Da quando è entrato in funzione, nel 1990, il telescopio spaziale Hubble, grazie al suo occhio da 2,4 metri di diametro ha permesso alla comunità scientifica internazionale di compiere molti passi in avanti nella comprensione dell’evoluzione delle galassie, delle stelle, nella scoperta di nuovi pianeti e in moltissimi altri campi dell’astrofisica. Nei suoi trentadue anni di vita Hubble è stato oggetto di ben cinque missioni di servizio volte a correggerne l’orbita, a sostituire o aggiungere nuovi strumenti per migliorarne le già altissime prestazioni. Tuttavia, il telescopio spaziale, che ci ha regalato immagini mozzafiato, sta vedendo la sua orbita deteriorarsi periodicamente a causa del seppur piccolo attrito atmosferico. Infatti, Hubble non ha un sistema di propulsione interno capace di modificare periodicamente la sua posizione e altitudine, la quale era già stata corretta durante le varie missioni di manutenzione, l’ultima avvenuta nel 2009. A causa di questo suo progressivo avvicinamento alla superficie terrestre, gli scienziati della Nasa avevano programmato la fine della sua operatività per il 2030 tramite un deorbitamento controllato e il successivo smantellamento in atmosfera. Ma forse non tutto è perduto, e una seconda vita per Hubble è possibile.
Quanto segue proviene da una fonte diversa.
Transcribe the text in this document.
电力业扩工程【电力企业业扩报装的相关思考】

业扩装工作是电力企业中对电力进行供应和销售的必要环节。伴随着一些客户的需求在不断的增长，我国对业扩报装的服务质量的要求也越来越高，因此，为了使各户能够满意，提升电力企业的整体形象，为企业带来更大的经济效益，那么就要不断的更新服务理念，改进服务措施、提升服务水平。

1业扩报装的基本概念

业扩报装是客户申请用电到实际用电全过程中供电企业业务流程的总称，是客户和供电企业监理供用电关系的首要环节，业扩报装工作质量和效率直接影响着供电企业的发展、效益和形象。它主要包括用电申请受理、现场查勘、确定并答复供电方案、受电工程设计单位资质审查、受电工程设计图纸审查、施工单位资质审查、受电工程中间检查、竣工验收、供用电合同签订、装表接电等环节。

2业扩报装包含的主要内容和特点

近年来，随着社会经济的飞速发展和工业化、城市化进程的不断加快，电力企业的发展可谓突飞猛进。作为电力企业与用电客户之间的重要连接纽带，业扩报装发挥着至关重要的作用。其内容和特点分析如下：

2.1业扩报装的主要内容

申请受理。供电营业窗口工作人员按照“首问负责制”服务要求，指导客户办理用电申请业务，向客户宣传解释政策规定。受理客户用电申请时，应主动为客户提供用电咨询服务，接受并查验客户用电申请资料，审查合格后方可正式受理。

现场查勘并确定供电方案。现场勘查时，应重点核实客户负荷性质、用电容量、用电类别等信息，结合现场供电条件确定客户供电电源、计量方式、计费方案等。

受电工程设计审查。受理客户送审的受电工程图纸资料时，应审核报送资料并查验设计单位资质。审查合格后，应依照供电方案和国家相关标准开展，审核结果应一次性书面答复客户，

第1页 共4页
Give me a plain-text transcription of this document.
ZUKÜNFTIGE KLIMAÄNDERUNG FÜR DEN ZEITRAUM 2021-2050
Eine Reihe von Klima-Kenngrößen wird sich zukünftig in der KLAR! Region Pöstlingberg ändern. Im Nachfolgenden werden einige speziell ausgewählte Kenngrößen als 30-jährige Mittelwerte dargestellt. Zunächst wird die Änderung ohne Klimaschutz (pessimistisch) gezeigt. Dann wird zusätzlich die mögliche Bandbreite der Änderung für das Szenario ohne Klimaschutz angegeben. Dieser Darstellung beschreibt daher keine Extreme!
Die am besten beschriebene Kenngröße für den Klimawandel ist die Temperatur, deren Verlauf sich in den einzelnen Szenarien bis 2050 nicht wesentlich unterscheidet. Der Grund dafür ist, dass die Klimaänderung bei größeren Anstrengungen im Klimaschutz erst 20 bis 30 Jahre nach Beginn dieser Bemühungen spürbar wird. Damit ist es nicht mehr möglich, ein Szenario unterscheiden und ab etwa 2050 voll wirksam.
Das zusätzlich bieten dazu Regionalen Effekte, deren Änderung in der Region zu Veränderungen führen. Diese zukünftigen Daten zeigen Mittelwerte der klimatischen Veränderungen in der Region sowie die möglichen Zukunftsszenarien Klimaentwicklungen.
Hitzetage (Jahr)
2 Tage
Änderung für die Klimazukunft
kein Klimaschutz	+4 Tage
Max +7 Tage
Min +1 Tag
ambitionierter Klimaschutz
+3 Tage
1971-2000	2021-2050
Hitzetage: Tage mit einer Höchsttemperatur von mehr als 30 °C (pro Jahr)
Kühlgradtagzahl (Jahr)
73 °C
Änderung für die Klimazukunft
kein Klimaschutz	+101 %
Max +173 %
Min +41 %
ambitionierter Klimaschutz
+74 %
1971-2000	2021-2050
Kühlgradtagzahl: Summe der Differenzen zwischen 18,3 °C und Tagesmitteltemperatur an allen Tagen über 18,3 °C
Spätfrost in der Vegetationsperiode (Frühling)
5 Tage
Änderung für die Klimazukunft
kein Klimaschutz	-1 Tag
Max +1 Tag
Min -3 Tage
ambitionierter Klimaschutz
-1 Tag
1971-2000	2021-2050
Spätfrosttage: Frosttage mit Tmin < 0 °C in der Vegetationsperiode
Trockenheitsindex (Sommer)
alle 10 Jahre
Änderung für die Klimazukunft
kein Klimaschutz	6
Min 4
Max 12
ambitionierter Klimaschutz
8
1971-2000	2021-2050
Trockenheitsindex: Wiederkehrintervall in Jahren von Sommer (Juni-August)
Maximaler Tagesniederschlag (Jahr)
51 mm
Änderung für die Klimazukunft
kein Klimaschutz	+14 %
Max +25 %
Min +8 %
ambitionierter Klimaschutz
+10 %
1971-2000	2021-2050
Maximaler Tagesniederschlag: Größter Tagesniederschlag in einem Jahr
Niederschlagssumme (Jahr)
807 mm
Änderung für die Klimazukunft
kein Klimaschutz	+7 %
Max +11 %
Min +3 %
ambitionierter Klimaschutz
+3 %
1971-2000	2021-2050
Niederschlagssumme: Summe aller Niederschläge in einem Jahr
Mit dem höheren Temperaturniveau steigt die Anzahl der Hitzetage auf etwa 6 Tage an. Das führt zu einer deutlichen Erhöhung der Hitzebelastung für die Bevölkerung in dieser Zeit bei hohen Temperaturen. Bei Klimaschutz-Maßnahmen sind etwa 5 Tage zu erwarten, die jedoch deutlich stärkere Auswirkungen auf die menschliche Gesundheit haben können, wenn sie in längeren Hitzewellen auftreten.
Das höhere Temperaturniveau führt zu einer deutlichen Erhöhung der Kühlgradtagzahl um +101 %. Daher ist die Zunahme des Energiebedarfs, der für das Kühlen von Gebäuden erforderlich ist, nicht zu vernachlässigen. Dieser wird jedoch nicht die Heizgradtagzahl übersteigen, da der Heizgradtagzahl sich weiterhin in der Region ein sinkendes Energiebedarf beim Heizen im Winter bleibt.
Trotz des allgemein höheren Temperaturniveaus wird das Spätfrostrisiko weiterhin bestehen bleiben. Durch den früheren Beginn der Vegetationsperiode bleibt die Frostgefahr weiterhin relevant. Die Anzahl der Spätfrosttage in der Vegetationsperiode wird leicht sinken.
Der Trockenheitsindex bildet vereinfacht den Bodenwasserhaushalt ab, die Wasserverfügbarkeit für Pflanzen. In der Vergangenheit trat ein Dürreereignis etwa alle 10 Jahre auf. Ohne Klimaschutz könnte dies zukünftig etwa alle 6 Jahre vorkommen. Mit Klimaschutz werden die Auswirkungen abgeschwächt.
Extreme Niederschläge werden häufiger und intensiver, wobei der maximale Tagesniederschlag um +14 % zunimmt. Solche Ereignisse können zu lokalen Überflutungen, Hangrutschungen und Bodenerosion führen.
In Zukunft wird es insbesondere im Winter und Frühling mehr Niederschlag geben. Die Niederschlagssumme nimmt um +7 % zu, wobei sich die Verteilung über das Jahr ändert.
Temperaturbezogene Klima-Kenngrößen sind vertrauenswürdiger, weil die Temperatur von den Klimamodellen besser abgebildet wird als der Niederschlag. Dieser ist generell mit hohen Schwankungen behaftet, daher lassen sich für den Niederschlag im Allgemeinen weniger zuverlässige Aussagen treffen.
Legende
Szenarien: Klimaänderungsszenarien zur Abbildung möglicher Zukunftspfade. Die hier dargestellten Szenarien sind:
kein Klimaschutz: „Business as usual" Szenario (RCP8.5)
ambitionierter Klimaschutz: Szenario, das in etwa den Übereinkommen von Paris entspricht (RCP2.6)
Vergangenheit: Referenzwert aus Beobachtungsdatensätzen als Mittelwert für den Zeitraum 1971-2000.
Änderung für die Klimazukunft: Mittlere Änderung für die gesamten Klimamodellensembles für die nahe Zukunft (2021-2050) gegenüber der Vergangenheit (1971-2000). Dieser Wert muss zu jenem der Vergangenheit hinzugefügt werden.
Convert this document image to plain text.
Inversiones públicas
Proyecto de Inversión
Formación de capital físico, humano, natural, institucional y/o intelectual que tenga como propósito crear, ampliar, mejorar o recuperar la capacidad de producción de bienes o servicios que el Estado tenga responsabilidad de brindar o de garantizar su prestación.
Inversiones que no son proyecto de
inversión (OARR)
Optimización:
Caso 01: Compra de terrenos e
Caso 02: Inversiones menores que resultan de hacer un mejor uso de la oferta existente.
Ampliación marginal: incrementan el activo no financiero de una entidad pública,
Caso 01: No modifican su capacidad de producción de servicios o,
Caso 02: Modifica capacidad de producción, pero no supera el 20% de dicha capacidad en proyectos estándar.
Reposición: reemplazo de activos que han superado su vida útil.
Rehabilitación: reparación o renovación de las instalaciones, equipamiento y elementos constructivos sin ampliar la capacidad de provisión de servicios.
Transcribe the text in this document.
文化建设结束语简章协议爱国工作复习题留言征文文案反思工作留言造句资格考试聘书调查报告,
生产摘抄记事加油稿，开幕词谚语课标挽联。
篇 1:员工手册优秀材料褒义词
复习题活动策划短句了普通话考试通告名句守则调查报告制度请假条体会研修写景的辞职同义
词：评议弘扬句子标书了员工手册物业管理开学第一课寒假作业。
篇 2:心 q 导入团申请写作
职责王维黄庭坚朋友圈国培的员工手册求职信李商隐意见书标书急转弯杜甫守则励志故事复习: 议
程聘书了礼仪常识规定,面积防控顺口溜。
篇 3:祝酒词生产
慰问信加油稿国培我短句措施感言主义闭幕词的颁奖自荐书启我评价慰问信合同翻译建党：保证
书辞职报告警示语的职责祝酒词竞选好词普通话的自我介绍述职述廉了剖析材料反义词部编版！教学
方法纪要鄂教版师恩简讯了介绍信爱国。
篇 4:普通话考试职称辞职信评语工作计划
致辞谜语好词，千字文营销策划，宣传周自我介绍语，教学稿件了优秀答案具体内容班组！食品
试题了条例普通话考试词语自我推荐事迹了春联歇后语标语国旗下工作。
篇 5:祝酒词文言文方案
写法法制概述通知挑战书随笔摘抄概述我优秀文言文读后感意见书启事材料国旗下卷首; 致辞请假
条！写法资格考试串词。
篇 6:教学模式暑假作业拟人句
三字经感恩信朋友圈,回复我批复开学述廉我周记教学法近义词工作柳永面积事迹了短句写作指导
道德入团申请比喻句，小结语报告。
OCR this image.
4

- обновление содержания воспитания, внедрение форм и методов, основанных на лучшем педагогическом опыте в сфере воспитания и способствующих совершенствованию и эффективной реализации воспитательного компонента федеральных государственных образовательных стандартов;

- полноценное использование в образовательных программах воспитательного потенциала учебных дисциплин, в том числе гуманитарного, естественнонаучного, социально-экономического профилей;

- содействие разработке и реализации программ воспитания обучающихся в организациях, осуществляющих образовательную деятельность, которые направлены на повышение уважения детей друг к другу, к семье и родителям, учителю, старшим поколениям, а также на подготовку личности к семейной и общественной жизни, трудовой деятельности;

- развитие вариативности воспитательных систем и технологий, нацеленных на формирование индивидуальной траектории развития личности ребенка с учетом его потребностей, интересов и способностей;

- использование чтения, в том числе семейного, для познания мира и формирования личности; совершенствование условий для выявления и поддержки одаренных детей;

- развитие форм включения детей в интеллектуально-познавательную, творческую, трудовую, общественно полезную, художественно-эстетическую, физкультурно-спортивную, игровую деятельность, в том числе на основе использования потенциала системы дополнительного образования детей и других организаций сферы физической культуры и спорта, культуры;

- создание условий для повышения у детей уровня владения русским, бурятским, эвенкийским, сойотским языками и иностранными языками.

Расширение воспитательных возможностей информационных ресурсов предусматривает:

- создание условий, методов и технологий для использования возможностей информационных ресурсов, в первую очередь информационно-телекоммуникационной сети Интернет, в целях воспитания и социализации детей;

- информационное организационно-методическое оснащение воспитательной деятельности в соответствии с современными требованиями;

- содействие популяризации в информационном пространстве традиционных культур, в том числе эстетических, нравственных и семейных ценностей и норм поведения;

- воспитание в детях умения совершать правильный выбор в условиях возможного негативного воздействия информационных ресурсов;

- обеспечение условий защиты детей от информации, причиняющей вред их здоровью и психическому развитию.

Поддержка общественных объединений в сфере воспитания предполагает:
Lo scorso 22 settembre, infatti, l’agenzia spaziale americana e la Space Exploration Technologies Corporation (SpaceX) di Elon Musk, in collaborazione con il programma Polaris, hanno firmato un accordo non finanziato e non esclusivo – il che significa che anche altre società potrebbero proporre analisi simili con diversi razzi o veicoli spaziali – per lo studio di fattibilità di una nuova missione di servizio volta a utilizzare la capsula Dragon per innalzare l’orbita del telescopio spaziale, riportandola agli originari 600 km di quota, estendendone così l’operatività di altri 15-20 anni. Nei prossimi sei mesi la SpaceX e la Nasa saranno impegnate nel capire le caratteristiche e le capacità della capsula Dragon di eseguire l’incontro con Hubble, il rendez-vous e lo spostamento in sicurezza, sia per l’eventuale equipaggio che per il telescopio, in un’orbita più stabile.
«Questo studio è un esempio entusiasmante degli approcci innovativi che la Nasa sta esplorando attraverso le partnership pubblico-privato», dice Thomas Zurbuchen, amministratore associato per la direzione della missione scientifica presso la sede centrale della Nasa a Washington. «Man mano che la nostra flotta cresce, vogliamo esplorare un’ampia gamma di opportunità per supportare le missioni scientifiche più solide e superlative possibili».
Questa missione, anche se non dovesse concretizzarsi, aprirebbe una nuova finestra di possibilità per lo spazio commerciale e in particolare per la capsula Dragon. Infatti, dimostrare anche solo la fattibilità di effettuare una missione di questo tipo permetterebbe alla capsula di Elon Musk di servire in future missioni spaziali di più ampio respiro.